Boating in restricted visibility
Rain, fog, smog, hail or snow may restrict visibility on the water. As a boater, you can avoid collision by making every effort to detect other boats and make your presence known to them. See and be seen; hear and be heard.
Next to running out of fuel, bad weather spoils more boating days than anything else. So be on the lookout for any weather conditions that might affect visibility.
Before setting out, check the weather forecast for rain in advance of fronts, thunderstorms, or squalls. A dew point close to the temperature could mean fog.
Plan for daylight hours of operation if you aren’t comfortable with boating at night.

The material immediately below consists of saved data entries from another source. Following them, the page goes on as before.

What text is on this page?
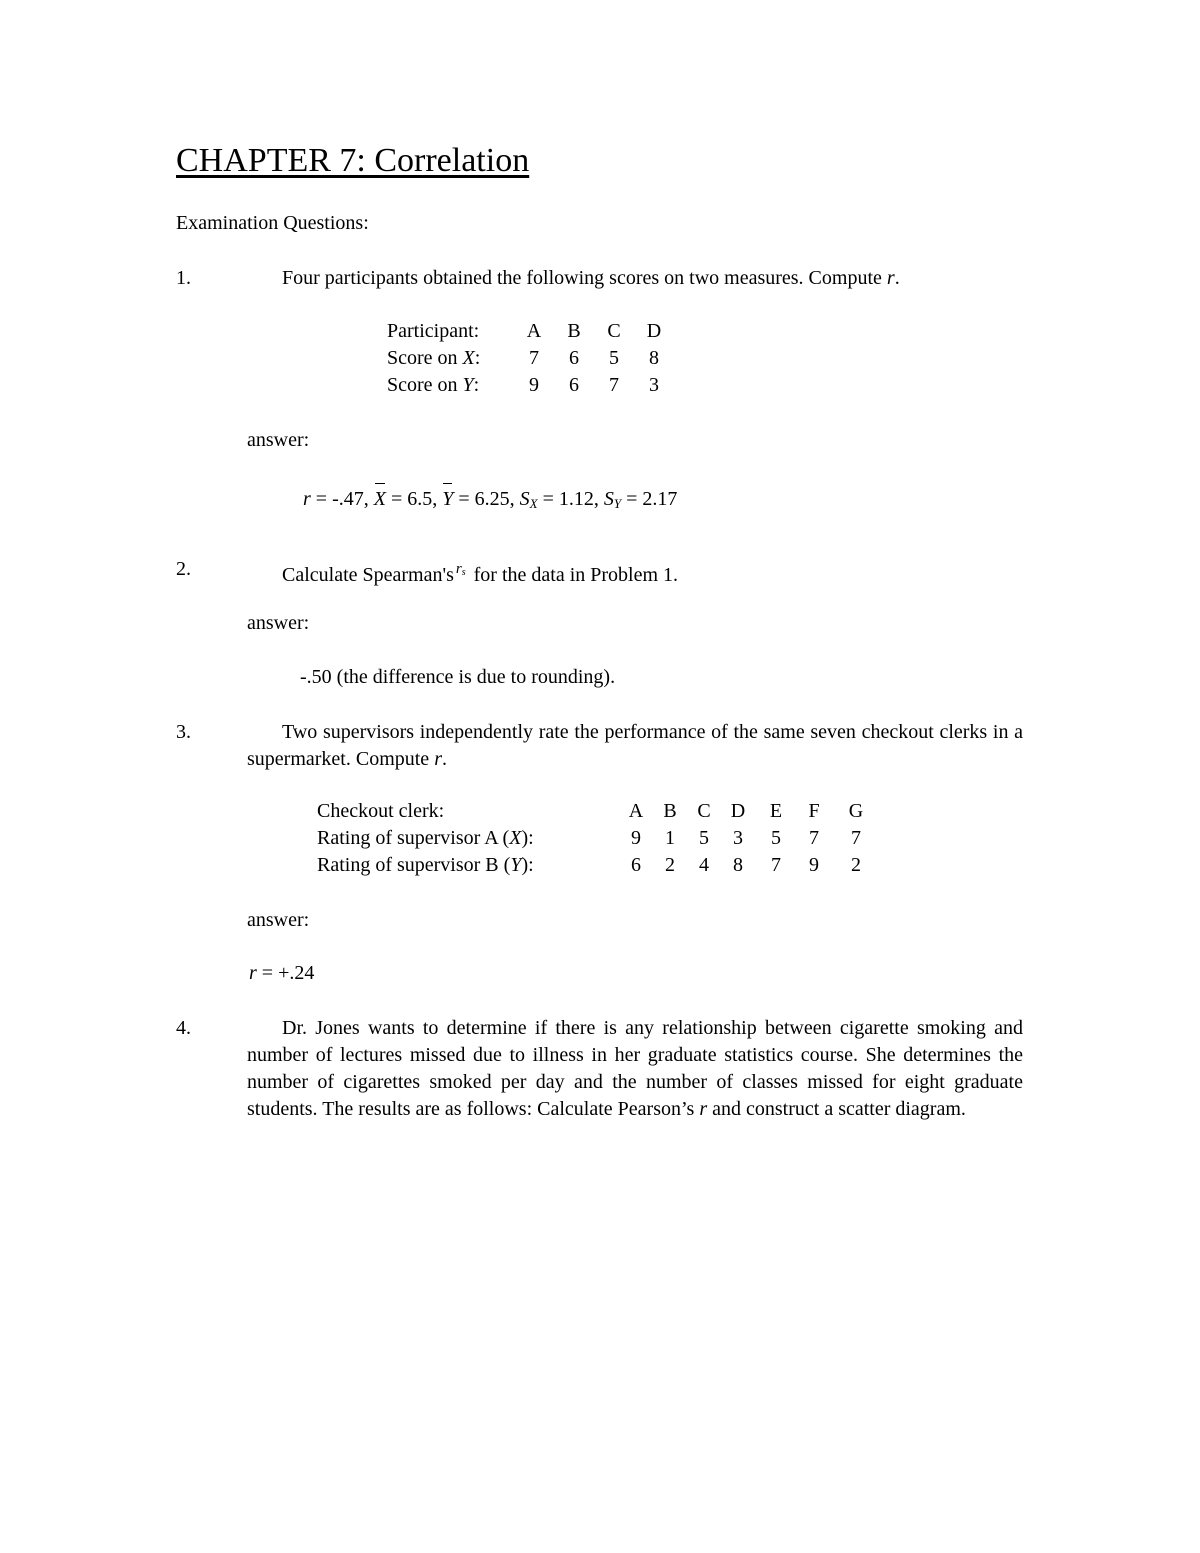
CHAPTER 7: Correlation
Examination Questions:
1.	Four participants obtained the following scores on two measures. Compute r.
Participant:	A		B		C		D
Score on X:	7		6		5		8
Score on Y:	9		6		7		3
answer:
r = -.47, X = 6.5, Y = 6.25, $S_X = 1.12$, $S_Y = 2.17$
2.	Calculate Spearman's $r_s$ for the data in Problem 1.
answer:
-.50 (the difference is due to rounding).
3.	Two supervisors independently rate the performance of the same seven checkout clerks in a supermarket. Compute r.
Checkout clerk:	A		B		C		D		E		F		G
Rating of supervisor A (X):	9		1		5		3		5		7		7
Rating of supervisor B (Y):	6		2		4		8		7		9		2
answer:
r = +.24
4.	Dr. Jones wants to determine if there is any relationship between cigarette smoking and number of lectures missed due to illness in her graduate statistics course. She determines the number of cigarettes smoked per day and the number of classes missed for eight graduate students. The results are as follows: Calculate Pearson’s r and construct a scatter diagram.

Periodically check NOAA weather radio (VHF) or public weather broadcasts. Seek shelter if you observe lowering and thickening clouds or squall lines. And monitor humidity and temperature changes. Falling temperatures may lead to fog.
Use the following procedures when boating in restricted visibility:
- Reduce speed; the Navigation Rules require it. You should be able to stop your boat within one-half the visible distance. If another vessel looms up ahead and is following the same precaution, collision will be unlikely.
- Everyone should be wearing life jackets. A person in the water in a life jacket is more easily seen, especially in poor visibility.
- Post two lookouts, one on the bow and one on the stern. The helmsman must concentrate on the boat’s operation.
- Turn on your navigation lights.
- Sound the proper sound signals for your vessel. Powerboats sound one prolonged (four to six seconds) blast every two minutes. Sailing vessels (no power) sound one prolonged blast followed by two short blasts every two minutes.
- If necessary, briefly shut down your engine to listen for sounds of nearby boats and aids to navigation. If you hear a signal, reply with your own signal. Then proceed cautiously until you determine the other boat’s position. It’s difficult to determine the direction of sound in fog.
- Determine your position as accurately as possible, and plot the safest course to your destination. Try to navigate from one lighted navigation aid to another. Avoid a course that brings you close to hazards. Never take undue risks to get home.
If lost, anchor and wait for conditions to improve. You will save fuel and avoid becoming further disoriented.